Böyle de olsa AB zirvesinin Türkiye ile AB arasında bir ‘pozitif siyasi gündem’ başlatma kararı kayda değer bir adımdır. ‘Pozitif gündem’ düşüncesi 2012’den beri zaman zaman gündeme gelmekteydi. Bu kez bizzat AB’nin en üst karar organı tarafından taahhüt edilmiş olması önemlidir. Bu gündem, gümrük birliğinin güncellenmesi, yüksek düzeyde diyalog, göç konularında işbirliğinin sürdürülmesi gibi başlıklara odaklanacaktır.

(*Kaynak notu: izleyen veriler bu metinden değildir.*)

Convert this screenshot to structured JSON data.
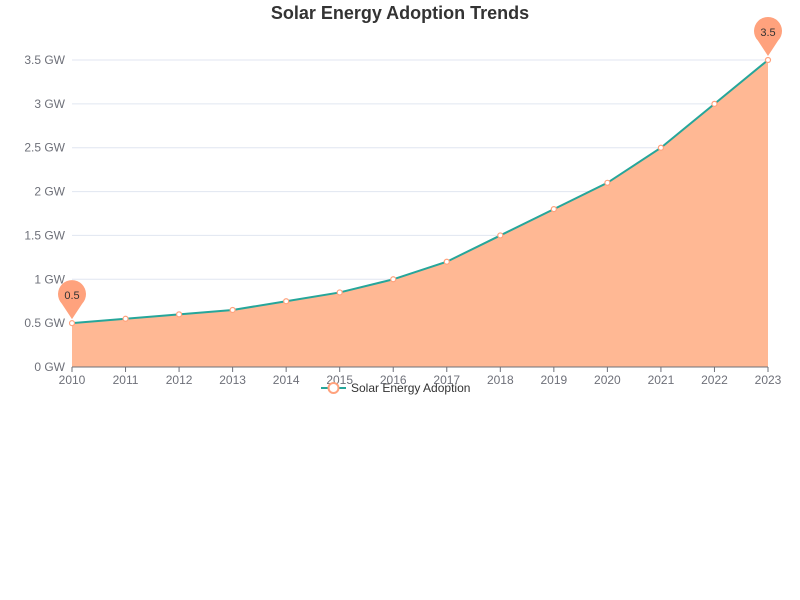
{
  "chart_data": {
    "type": "area",
    "title": "Solar Energy Adoption Trends",
    "categories": [
      "2010",
      "2011",
      "2012",
      "2013",
      "2014",
      "2015",
      "2016",
      "2017",
      "2018",
      "2019",
      "2020",
      "2021",
      "2022",
      "2023"
    ],
    "series": [
      {
        "name": "Solar Energy Adoption",
        "values": [
          0.5,
          0.55,
          0.6,
          0.65,
          0.75,
          0.85,
          1.0,
          1.2,
          1.5,
          1.8,
          2.1,
          2.5,
          3.0,
          3.5
        ],
        "line_color": "#26a69a",
        "area_color": "#ffb894",
        "marker_color": "#ffa27d"
      }
    ],
    "y_axis": {
      "min": 0,
      "max": 3.5,
      "tick_values": [
        0,
        0.5,
        1,
        1.5,
        2,
        2.5,
        3,
        3.5
      ],
      "tick_labels": [
        "0 GW",
        "0.5 GW",
        "1 GW",
        "1.5 GW",
        "2 GW",
        "2.5 GW",
        "3 GW",
        "3.5 GW"
      ]
    },
    "grid": true,
    "legend_position": "bottom-center",
    "annotations": [
      {
        "category": "2010",
        "label": "0.5",
        "kind": "min-pin"
      },
      {
        "category": "2023",
        "label": "3.5",
        "kind": "max-pin"
      }
    ]
  }
}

Bu taahhüt yapılırken tam üyelik müzakerelerine değinilmemesi kuşkusuz temel bir eksikliktir. Ancak en azından Türkiye ile AB arasında uzun zamandır kurumsal düzeyde yaşanan kopukluklardan sonra pozitif bir vurguyla siyasi diyaloğu yeniden başlatma iradesinin ortaya konmasını yine de bardağın dolu tarafındaki bir unsur olarak görmeliyiz.
Gelgelelim bu alanda ilerleme sağlanabilmesi bile “Yunanistan ve Kıbrıs’a karşı yasadışı faaliyetlerin durdurulmasına dönük yapıcı çabaların sürdürülmesi” koşuluna bağlanmıştır. Özetle, ortaya çıkan çerçevenin hayata geçirilebilmesi hedefini ciddi sıkıntılar bekliyor önümüzdeki dönemde.
Bütün bu olumsuzluklara rağmen dış ilişiklerinde yeniden Avrupa boyutunun belirmeye başlamış olması, içinden geçilen sıkışık konjonktürde her bakımdan Türkiye’yi rahatlatacak, elini güçlendirecek bir gelişme olacaktır.